Time to quit phoning and just drive
About to head out to return some gifts? Or run errands? Or head back over the river and through the woods to grandmother’s house? Why not do all that driving with one hand over one eye?
What a goofy suggestion, you say? Well, yes, it is. But that, in essence, is close to what we all do every time we drive and try also to carry on a phone conversation.
Daily Herald Transportation Writer Marni Pyke, in a recent installment in her excellent series, “Fatal Distraction,” shines a headlight on the myth that we can drive well and talk.
It makes no difference whether we’re talking on a phone or talking with our hands free and on the wheel.

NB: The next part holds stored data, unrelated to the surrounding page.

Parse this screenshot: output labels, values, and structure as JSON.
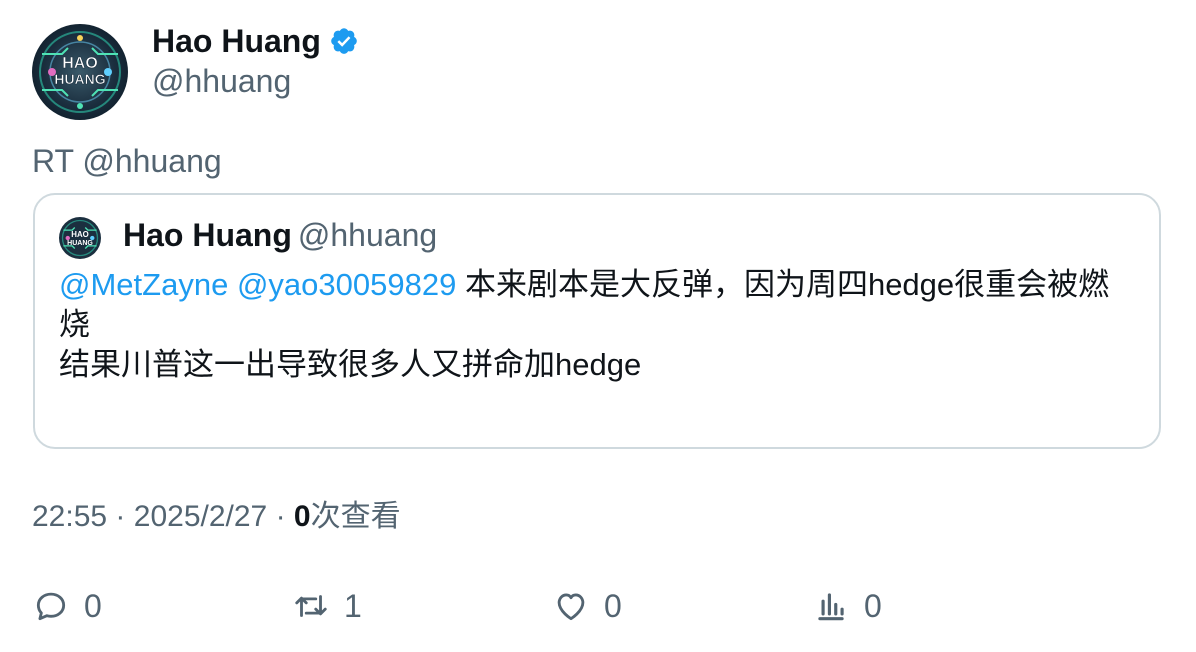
{
  "author": {
    "name": "Hao Huang",
    "handle": "@hhuang",
    "avatar_text_line1": "HAO",
    "avatar_text_line2": "HUANG",
    "verified_color": "#1d9bf0"
  },
  "retweet_prefix": "RT @hhuang",
  "quote": {
    "name": "Hao Huang",
    "handle": "@hhuang",
    "mentions": [
      "@MetZayne",
      "@yao30059829"
    ],
    "text_line1": "本来剧本是大反弹，因为周四hedge很重会被燃烧",
    "text_line2": "结果川普这一出导致很多人又拼命加hedge"
  },
  "meta": {
    "time": "22:55",
    "date": "2025/2/27",
    "separator": "·",
    "views_count": "0",
    "views_label": "次查看"
  },
  "actions": {
    "reply": {
      "icon": "reply-icon",
      "count": "0"
    },
    "retweet": {
      "icon": "retweet-icon",
      "count": "1"
    },
    "like": {
      "icon": "heart-icon",
      "count": "0"
    },
    "views": {
      "icon": "analytics-icon",
      "count": "0"
    }
  },
  "colors": {
    "text_primary": "#0f1419",
    "text_secondary": "#536471",
    "link": "#1d9bf0",
    "border": "#cfd9de"
  }
}
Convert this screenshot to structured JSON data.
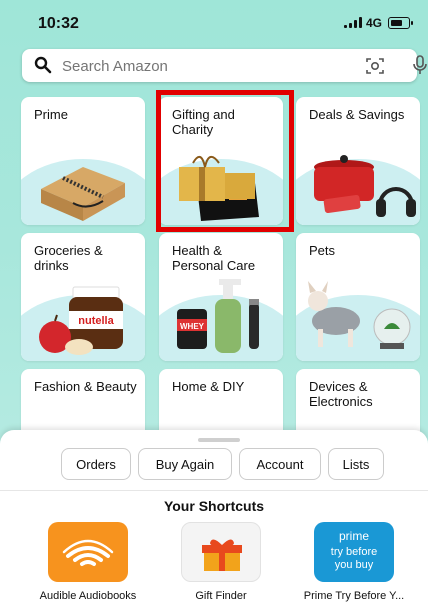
{
  "status_bar": {
    "time": "10:32",
    "network": "4G"
  },
  "search": {
    "placeholder": "Search Amazon"
  },
  "categories": [
    {
      "label": "Prime"
    },
    {
      "label": "Gifting and Charity"
    },
    {
      "label": "Deals & Savings"
    },
    {
      "label": "Groceries & drinks"
    },
    {
      "label": "Health & Personal Care"
    },
    {
      "label": "Pets"
    },
    {
      "label": "Fashion & Beauty"
    },
    {
      "label": "Home & DIY"
    },
    {
      "label": "Devices & Electronics"
    }
  ],
  "product_text": {
    "nutella": "nutella",
    "whey": "WHEY"
  },
  "quick_links": [
    "Orders",
    "Buy Again",
    "Account",
    "Lists"
  ],
  "shortcuts": {
    "title": "Your Shortcuts",
    "items": [
      {
        "label": "Audible Audiobooks",
        "icon": "audible-icon"
      },
      {
        "label": "Gift Finder",
        "icon": "gift-icon"
      },
      {
        "label": "Prime Try Before Y...",
        "icon": "prime-try-icon",
        "icon_text": [
          "prime",
          "try before",
          "you buy"
        ]
      }
    ]
  },
  "colors": {
    "background": "#a8e7dc",
    "highlight": "#e10000",
    "audible": "#f7931e",
    "prime_blue": "#1a98d5"
  }
}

Our driving skills are impaired severely in either case.
There really is no such thing as successful multi-tasking. The Itasca-based National Safety Council compared more than 30 different studies of cellphone use and driving. Its employees concluded there is no difference in terms of safety between holding a phone or talking hands free.
Carnegie Mellon University scientists took brain images of people driving and listening to statements on a cellphone. Drivers were asked to judge whether the statements they were hearing were true or false. The brain images showed a marked decrease in activity in the areas of the brain that process vision, navigation and distance. Emotional conversations or those about directions were the most distracting in the study.
Need more proof? Another research project by Transport Canada tracked the eye movements of drivers operating a vehicle hands free and those operating a vehicle while holding a cellphone. Both groups made the same numbers of errors in missing traffic. Both suffered from a significant decrease in the number of times they checked traffic lights and mirrors. One University of Utah study found drivers using phones reacted more slowly to conditions than did drunken drivers.
Essentially, if we’re using a phone — hands free or not — it’s as if we’re driving impaired.
We have got to stop believing we’re invincible. We’ve got to keep reminding each other that driving takes skill and concentration. Driving distracted needs to become as socially unacceptable as driving drunk. Hands free is not accident free.
If you’re older than 20, you remember the “good old days” before cellphones. Somehow, we got from here to there without ever looking at a phone. We never answered a phone. We never sent a quick text with one hand while gripping the steering wheel. Remember phone booths?
Now, it’s up to us to have the discipline and common sense to do that again. And we need to begin considering the laws that will emphasize the point and provide the discipline, if not for us, then for the other drivers on the road. We can get where we need to go without that addictive newfangled phone. Or we can pull over and park if we need to use it. Sometimes, progress just isn’t.